To get each massive tieback in place, the team installed a flat plate—a 1” thick piece of iron that welds all the way from where the tieback would begin to the strongback and waler beam supporting it. Mayorquin likens the push-and-pull play of tension to shooting a gun; when firing, the hand pushes and braces so that the force of the shot doesn’t cause excessive recoil. In the same way, the team used a system of tiebacks, strongbacks and walers to put pressure on the walls, but not so much that the whole system would lose integrity.
MATT’s team played out numerous iterations of the process of getting the structural steel beams in place for the bracing system beforehand to determine a practical sequence that maximized cost and schedule, minimizing any hassle to the client. They sat down with each latest design model from Plan B, crunched numbers and ideas and puzzled out how to fish the long structural steel beams into the space. They soon realized that the 50’ long pieces that help to form the shoring work were too large to fit, even with strategic access holes being cut into the existing, emptied-out Pavilions building. So they devised and then implemented two viable solutions: unbolt some and torch the others in half. Sectioning certain pieces allowed them to be maneuvered down through the four levels of the parking garage before the levels themselves were demolished, using a mobile crane. The pieces that had been severed were then either bolted or welded back together, depending on how they had been disassembled. At that massive size, each set of pieces could take a crew member an entire week to weld.
A Landmark First
“We haven’t done anything close to this,” Caldwell reflects. He adds that other MATT and Gensler team members who have spent over four decades in construction have never seen a shoring system like this in their entire professional tenures. The team embraced the unique challenge of having to devise a system to buttress the garage decks while kicking out the foundation, all without losing support within an existing structure they had not yet begun to demolish but soon would.
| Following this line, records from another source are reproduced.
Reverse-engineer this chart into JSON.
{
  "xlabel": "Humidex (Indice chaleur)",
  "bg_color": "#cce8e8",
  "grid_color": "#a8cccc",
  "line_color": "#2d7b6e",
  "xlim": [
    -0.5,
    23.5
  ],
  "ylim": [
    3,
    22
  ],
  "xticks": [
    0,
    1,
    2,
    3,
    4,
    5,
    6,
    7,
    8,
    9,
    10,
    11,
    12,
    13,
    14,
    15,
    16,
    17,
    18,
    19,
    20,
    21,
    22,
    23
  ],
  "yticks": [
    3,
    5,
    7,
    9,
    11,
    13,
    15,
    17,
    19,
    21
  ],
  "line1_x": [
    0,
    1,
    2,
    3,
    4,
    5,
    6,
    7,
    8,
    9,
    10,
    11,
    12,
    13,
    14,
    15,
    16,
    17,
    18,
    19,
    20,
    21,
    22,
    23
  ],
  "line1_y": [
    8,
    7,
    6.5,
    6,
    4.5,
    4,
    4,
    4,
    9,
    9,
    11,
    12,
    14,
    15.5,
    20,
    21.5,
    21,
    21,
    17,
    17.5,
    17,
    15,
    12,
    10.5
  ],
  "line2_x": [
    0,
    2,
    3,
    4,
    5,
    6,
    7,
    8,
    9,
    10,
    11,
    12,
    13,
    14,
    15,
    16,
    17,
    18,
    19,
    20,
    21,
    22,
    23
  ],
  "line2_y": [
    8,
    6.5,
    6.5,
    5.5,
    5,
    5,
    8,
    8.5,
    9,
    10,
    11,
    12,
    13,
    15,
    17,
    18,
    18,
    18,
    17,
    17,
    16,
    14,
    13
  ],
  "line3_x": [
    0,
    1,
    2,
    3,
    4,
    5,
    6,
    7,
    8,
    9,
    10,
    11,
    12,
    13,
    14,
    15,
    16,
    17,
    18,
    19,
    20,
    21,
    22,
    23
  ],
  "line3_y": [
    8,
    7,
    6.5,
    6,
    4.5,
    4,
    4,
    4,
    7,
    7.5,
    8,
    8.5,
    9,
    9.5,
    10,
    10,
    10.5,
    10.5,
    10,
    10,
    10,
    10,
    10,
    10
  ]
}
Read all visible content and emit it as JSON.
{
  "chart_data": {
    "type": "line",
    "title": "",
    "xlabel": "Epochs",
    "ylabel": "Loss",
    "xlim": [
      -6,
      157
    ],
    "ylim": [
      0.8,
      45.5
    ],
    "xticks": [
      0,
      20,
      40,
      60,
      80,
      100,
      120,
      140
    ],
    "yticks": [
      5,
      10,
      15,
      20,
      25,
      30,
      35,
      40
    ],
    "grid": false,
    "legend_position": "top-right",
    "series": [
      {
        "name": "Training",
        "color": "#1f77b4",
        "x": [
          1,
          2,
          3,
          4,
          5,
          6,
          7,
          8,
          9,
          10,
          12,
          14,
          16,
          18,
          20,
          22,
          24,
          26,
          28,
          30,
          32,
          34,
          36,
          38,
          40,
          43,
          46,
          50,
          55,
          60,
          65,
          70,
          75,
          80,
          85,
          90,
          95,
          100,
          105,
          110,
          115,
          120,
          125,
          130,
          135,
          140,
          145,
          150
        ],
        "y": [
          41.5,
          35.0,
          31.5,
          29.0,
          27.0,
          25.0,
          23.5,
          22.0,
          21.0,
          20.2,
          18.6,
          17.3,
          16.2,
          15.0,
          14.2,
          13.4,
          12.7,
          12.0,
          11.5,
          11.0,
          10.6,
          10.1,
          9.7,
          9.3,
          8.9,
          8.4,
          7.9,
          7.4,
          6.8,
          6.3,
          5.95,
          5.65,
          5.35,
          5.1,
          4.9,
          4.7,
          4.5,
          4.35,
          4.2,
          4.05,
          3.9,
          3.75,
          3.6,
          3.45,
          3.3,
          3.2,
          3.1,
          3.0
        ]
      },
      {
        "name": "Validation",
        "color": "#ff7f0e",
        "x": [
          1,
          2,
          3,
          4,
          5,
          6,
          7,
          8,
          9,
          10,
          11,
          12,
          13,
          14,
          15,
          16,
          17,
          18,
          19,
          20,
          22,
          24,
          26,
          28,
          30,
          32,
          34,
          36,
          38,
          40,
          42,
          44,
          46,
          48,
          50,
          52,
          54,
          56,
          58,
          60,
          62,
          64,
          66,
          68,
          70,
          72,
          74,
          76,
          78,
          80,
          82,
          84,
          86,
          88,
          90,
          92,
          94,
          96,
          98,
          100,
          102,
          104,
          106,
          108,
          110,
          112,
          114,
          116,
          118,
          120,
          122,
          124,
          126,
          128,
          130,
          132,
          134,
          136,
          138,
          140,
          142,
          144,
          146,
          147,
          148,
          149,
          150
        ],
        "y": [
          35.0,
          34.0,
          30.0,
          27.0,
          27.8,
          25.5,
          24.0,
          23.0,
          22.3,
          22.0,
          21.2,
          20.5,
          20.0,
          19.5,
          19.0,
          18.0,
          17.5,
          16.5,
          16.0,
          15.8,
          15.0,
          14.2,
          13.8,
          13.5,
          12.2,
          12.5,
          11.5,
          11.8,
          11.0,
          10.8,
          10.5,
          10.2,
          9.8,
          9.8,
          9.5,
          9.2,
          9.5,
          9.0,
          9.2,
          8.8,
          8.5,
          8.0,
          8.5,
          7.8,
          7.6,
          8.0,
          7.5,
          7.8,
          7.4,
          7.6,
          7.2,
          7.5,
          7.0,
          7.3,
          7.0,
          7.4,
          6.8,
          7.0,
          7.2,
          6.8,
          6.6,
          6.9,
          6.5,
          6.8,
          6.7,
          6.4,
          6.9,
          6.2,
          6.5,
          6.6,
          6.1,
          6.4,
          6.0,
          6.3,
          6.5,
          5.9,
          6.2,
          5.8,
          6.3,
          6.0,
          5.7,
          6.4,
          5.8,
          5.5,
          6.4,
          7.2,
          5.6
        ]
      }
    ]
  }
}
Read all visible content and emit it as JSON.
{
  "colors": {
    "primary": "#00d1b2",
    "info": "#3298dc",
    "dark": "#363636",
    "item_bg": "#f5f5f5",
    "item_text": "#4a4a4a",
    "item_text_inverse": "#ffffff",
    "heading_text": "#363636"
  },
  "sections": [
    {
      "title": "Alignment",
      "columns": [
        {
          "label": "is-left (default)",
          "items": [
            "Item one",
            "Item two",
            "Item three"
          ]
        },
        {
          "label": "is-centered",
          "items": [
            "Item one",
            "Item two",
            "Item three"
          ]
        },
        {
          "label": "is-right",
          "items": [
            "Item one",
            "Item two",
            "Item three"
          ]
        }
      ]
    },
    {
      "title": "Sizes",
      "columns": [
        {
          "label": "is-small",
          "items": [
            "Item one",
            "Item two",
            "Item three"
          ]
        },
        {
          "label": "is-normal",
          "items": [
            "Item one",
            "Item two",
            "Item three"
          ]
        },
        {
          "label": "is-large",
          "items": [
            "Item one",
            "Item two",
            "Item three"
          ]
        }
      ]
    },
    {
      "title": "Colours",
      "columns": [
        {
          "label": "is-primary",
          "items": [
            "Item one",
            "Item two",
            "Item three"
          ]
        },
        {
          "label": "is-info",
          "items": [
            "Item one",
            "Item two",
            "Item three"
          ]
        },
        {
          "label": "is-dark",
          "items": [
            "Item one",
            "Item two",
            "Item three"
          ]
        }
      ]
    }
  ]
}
Mayorquin calls the shoring structure “an awesome piece of work. I’ve been on a lot of different jobs, but the shoring we had to put in place to be able to cut away the existing building and keep the integrity of what was left was very complex and interesting.” Not only did the shoring system call for out-of-the-box thinking in its developmental stages, but it also demanded on-the-fly solutions in the face of unforeseeable roadblocks.
Part of what’s making this feat possible is the creative enthusiasm of everyone on site. From iron workers taking daily walks on site to problem-solve in real-time, to the Plan B team drawing elaborate models on grocery paper, Mayorquin was regularly impressed by the dynamic effort. “Most MATT field guys are builders and know how to solve problems and get it done,” he comments. There was never a doubt that, thanks to the grit and inspiration of all key players involved, they would solve this engineering riddle.